Regardless of the source of electricity, electric vehicles (EVs) produce fewer emissions during their lifetime than fossil fuel-powered vehicles, according to a recent in-depth article on Forbes.com.
Written by James Ellsmoor, cofounder and director of Solar Head of State, an international nonprofit working with governments in the Caribbean and Pacific islands to raise awareness of renewable energy through high-profile solar installations and associated publicity campaigns, the article examines the environmental impact of EV vehicle manufacturing and operation.

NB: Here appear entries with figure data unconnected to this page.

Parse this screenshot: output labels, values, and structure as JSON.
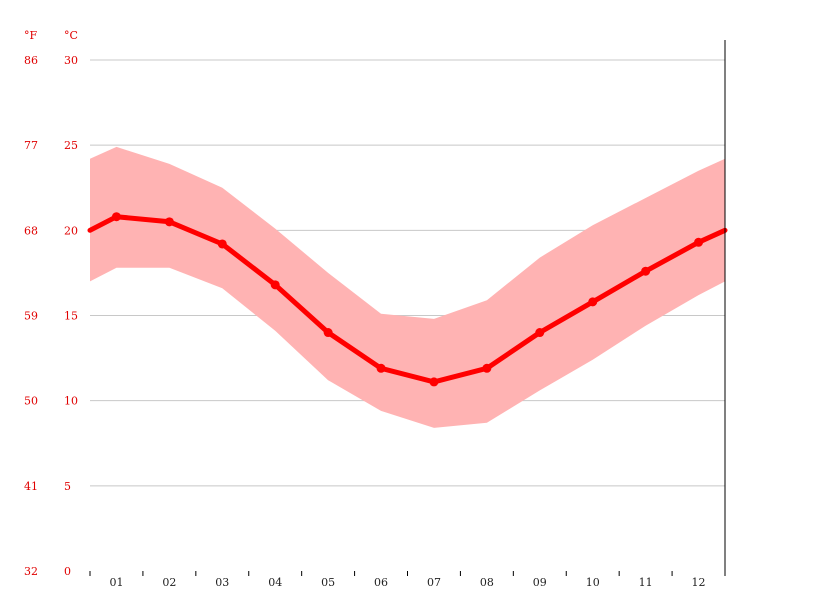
{
  "chart_data": {
    "type": "line",
    "title": "",
    "xlabel": "",
    "ylabel": "",
    "units": {
      "fahrenheit": "°F",
      "celsius": "°C"
    },
    "categories": [
      "01",
      "02",
      "03",
      "04",
      "05",
      "06",
      "07",
      "08",
      "09",
      "10",
      "11",
      "12"
    ],
    "y_ticks_celsius": [
      "30",
      "25",
      "20",
      "15",
      "10",
      "5",
      "0"
    ],
    "y_ticks_fahrenheit": [
      "86",
      "77",
      "68",
      "59",
      "50",
      "41",
      "32"
    ],
    "ylim": [
      0,
      30
    ],
    "grid": true,
    "series": [
      {
        "role": "average",
        "values": [
          20.8,
          20.5,
          19.2,
          16.8,
          14.0,
          11.9,
          11.1,
          11.9,
          14.0,
          15.8,
          17.6,
          19.3
        ],
        "wrap_value": 20.0,
        "color": "#ff0000"
      },
      {
        "role": "range-band",
        "max": [
          24.9,
          23.9,
          22.5,
          20.1,
          17.5,
          15.1,
          14.8,
          15.9,
          18.4,
          20.3,
          21.9,
          23.5
        ],
        "min": [
          17.8,
          17.8,
          16.6,
          14.1,
          11.2,
          9.4,
          8.4,
          8.7,
          10.6,
          12.4,
          14.4,
          16.2
        ],
        "wrap_max": 24.2,
        "wrap_min": 17.0,
        "color": "#ffb3b3"
      }
    ]
  }
}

The article found that for battery and vehicle manufacturing, infrastructure and efficient manufacturing techniques can reduce emissions during production. For example, if China were to follow American or European production standards, emissions could be reduced by 66 percent.
One of the major differences between EVs and fossil fuel-powered vehicles: EVs produce most of emissions during manufacturing process. This means that over the lifetime of use, an EV produces considerable less emissions than a gas-powered vehicle.
Ellsmoor proclaimed the EV the vehicle of the future and said that EVs will likely become more environmentally friendly as technologies develop.
“Electric vehicles are not a panacea but combined with greater deployment of renewables and the decarbonization of the electricity grid they offer a pathway to greatly reduce greenhouse gas emissions,” Ellsmoor concludes.